Melanie Hotchkiss, a student at Dawson College who is one of the leaders of the unofficial NO campaign, said that students are putting up the posters as fast as they are being taken down. The posters consist of a “Vote NO banner” on top and then quotations from student papers. “They are not approving our materials because they disagree with the opinion,” says Hotchkiss. “The information is all from respected student newspapers.” She noted that the committee is made up of four members, two of whom are CFS reps and two of whom are actively campaigning for the YES campaign.

The students involved in the NO campaign feel that CFS is ineffective – especially compared to more effective Quebec student associations – and that they are also a lot more cost-effective.

I estimate that the CFS stands to gain more than $80,000 a year from Dawson students. (NOTE: There are at least 7,500 full time students at Dawson and Concordia students pay $12.30 per year to the CFS.) What Dawson students will get in return is anyone’s guess.

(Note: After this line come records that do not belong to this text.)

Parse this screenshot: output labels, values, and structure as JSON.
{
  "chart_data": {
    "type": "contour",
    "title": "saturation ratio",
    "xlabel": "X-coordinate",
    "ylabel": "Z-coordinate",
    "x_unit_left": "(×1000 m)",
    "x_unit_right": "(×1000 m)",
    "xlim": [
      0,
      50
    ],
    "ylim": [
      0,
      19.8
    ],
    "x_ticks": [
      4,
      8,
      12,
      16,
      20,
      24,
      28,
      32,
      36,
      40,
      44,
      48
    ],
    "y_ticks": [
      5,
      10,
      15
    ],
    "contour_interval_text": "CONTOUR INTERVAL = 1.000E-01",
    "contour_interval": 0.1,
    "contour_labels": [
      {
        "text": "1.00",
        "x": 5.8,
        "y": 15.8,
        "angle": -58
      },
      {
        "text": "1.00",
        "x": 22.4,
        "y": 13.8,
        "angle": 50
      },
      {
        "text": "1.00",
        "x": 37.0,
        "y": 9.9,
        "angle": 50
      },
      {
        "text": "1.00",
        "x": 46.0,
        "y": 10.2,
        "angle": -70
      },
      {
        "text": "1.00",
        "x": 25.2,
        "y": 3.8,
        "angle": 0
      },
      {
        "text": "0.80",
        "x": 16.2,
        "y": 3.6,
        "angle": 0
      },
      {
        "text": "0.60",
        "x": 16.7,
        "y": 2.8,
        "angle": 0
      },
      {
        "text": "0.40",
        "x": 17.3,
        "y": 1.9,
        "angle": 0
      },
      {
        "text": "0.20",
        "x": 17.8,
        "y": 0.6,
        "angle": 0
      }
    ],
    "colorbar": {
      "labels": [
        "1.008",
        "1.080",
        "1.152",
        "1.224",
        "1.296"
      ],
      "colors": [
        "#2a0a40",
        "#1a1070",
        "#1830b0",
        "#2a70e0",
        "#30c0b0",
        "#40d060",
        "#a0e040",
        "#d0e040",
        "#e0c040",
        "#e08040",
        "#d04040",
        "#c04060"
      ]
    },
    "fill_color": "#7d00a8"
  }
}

According to Charlie Brentchley, a member of the referendum oversight committee, the NO posters were not approved because they used “out-of-date” citations from student newspapers. “The quotations are six months out-of-date and do not reflect the current reality of the Federation.”

The NO posters are also “unfactual,” according to Brentchley. The posters asked students: “Why pay for an ineffective student lobbying organization?” Brentchley says this is untrue and “misleading the student body.” The oversight committee exists to prevent misinformation according to Brentchley.